Changes in size and composition of pigweed (Amaranthus hybridus L.) calcium oxalate crystals under CO2 starvation conditions

Tooulakou, Georgia, Nikolopoulos, Dimosthenis, Dotsika, Elissavet, Orkoula, Malvina G., Kontoyannis, Christos G., Liakopoulos, Georgios, Klapa, Maria I., Karabourniotis, George
Physiologia plantarum 2019 v.166 no.3 pp. 862-872
Amaranthus hybridus, Raman spectroscopy, air, calcium oxalate, carbon dioxide, carbon dioxide fixation, carbon sinks, crystals, drought, hydroponics, inorganic carbon, isotope fractionation, leaves, mesophyll, photosynthesis, potassium nitrate, stable isotopes, stomata
The functional role(s) of plant calcium oxalate (CaOx) crystals are still poorly understood. Recently, it was shown that crystals function as dynamic carbon pools whose decomposition could provide CO₂ to photosynthesis when stomata are closed (e.g. under drought conditions) and CO₂ starvation conditions may be created within the mesophyll. This biochemical process, named as ‘alarm photosynthesis’, can become crucial for plant survival under adverse conditions.
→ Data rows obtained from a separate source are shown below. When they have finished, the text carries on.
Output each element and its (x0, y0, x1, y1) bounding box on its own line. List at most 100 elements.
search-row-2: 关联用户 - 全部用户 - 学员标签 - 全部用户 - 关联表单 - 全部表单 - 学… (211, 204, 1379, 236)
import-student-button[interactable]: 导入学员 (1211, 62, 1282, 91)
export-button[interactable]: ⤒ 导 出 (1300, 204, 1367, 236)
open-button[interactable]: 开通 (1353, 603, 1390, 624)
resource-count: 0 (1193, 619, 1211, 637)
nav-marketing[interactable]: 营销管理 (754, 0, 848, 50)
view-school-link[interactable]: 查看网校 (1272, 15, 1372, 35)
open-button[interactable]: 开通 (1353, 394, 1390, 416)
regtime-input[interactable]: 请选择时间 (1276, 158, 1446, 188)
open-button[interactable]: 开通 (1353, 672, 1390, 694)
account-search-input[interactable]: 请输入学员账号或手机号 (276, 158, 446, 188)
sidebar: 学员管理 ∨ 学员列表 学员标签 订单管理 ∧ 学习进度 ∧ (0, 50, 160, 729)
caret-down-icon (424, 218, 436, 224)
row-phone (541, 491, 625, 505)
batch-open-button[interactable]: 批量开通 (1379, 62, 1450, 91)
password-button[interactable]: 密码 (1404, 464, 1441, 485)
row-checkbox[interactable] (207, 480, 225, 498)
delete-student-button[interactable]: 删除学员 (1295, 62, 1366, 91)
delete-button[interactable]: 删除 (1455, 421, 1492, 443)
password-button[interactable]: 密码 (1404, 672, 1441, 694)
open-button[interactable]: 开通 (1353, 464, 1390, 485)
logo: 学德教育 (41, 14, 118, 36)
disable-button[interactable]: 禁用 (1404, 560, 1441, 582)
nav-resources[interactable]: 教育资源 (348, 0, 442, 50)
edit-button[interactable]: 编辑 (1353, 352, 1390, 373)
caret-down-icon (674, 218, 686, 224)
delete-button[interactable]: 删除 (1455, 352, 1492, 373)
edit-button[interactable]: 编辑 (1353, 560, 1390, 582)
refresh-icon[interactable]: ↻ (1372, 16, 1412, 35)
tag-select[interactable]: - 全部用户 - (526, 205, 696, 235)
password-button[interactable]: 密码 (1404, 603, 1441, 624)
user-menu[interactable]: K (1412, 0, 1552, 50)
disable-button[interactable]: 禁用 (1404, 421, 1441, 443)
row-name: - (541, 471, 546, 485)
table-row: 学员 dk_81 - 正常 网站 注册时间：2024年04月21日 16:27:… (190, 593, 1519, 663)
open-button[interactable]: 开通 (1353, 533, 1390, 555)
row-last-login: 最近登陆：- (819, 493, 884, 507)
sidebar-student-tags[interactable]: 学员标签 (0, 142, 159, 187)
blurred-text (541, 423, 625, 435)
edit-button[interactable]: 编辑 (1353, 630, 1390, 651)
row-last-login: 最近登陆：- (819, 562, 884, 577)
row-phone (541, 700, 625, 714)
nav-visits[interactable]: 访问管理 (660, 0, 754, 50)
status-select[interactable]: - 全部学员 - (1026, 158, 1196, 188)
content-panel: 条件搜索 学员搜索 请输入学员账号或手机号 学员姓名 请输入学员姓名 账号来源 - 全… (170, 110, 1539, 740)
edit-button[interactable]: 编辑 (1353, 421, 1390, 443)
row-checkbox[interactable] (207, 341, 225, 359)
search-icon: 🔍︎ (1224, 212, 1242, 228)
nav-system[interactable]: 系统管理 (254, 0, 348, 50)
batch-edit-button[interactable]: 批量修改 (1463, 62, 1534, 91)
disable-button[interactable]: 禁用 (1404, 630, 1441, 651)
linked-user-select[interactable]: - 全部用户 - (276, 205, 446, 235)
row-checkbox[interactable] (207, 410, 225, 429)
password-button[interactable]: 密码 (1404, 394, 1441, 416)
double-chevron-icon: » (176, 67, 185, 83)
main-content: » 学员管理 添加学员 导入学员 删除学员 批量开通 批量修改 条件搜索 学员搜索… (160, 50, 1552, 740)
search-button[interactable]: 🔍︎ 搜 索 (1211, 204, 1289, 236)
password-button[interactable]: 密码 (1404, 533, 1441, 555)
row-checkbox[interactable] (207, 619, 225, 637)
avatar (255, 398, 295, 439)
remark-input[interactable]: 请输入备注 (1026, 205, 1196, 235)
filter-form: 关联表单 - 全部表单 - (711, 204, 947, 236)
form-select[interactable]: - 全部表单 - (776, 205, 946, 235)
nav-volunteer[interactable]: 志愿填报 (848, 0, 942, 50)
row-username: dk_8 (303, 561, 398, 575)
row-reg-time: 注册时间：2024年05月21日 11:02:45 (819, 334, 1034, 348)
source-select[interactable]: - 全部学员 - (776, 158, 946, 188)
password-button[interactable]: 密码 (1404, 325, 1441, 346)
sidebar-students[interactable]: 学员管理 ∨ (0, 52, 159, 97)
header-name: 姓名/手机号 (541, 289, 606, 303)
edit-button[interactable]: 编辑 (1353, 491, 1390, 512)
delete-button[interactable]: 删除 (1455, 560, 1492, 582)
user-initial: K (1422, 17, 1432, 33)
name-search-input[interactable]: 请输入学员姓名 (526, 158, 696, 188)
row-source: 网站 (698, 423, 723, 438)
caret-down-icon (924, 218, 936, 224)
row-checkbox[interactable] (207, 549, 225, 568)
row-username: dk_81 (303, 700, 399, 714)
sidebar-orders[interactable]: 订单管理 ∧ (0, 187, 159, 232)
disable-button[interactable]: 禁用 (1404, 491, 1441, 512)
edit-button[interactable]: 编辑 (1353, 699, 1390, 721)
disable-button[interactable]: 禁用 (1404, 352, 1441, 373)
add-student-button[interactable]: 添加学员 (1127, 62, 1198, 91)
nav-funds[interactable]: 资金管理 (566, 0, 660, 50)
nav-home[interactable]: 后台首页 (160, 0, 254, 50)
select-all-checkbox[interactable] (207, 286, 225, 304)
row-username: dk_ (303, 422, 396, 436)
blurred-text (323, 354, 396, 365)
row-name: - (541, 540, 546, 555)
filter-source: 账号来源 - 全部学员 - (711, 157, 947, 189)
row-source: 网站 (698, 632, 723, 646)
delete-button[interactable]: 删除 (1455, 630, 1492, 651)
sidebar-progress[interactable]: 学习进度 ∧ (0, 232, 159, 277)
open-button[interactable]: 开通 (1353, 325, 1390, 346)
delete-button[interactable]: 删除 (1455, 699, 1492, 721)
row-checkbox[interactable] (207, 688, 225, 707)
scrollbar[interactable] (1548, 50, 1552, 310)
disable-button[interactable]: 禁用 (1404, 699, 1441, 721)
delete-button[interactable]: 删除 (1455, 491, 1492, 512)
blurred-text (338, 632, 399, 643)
Here, we study crystal decomposition under controlled CO₂ starvation conditions (either in the shoot or in the root) to obtain a better insight into the process of crystal formation and function. Hydroponically grown pigweed plants were kept in CO₂‐free air and/or CO₂‐free nutrient medium for 9 days. Crystal volume was monitored daily, and carbon stable isotope composition (δ¹³C) and Fourier transformation Raman spectra were obtained at the end of the experiment. A considerable reduction in the leaf crystal volume was observed in shoot‐CO₂‐starved plants at the end of the experiment. The smallest crystals were isolated from the plants in which carbon was excluded from both the shoot and the root and contained potassium nitrate. Crystal δ¹³C of CO₂‐starved plants was altered in a predicted way. Specifically, it depended on the average calculated isotope fractionation of all carbon fixation processes considered to be contributing in each experimental treatment. The results of the present study confirmed the correlation between CO₂ starvation conditions and the CaOx crystal decomposition. Inorganic carbon fixed in the root may represent a major carbon source for CaOx formation.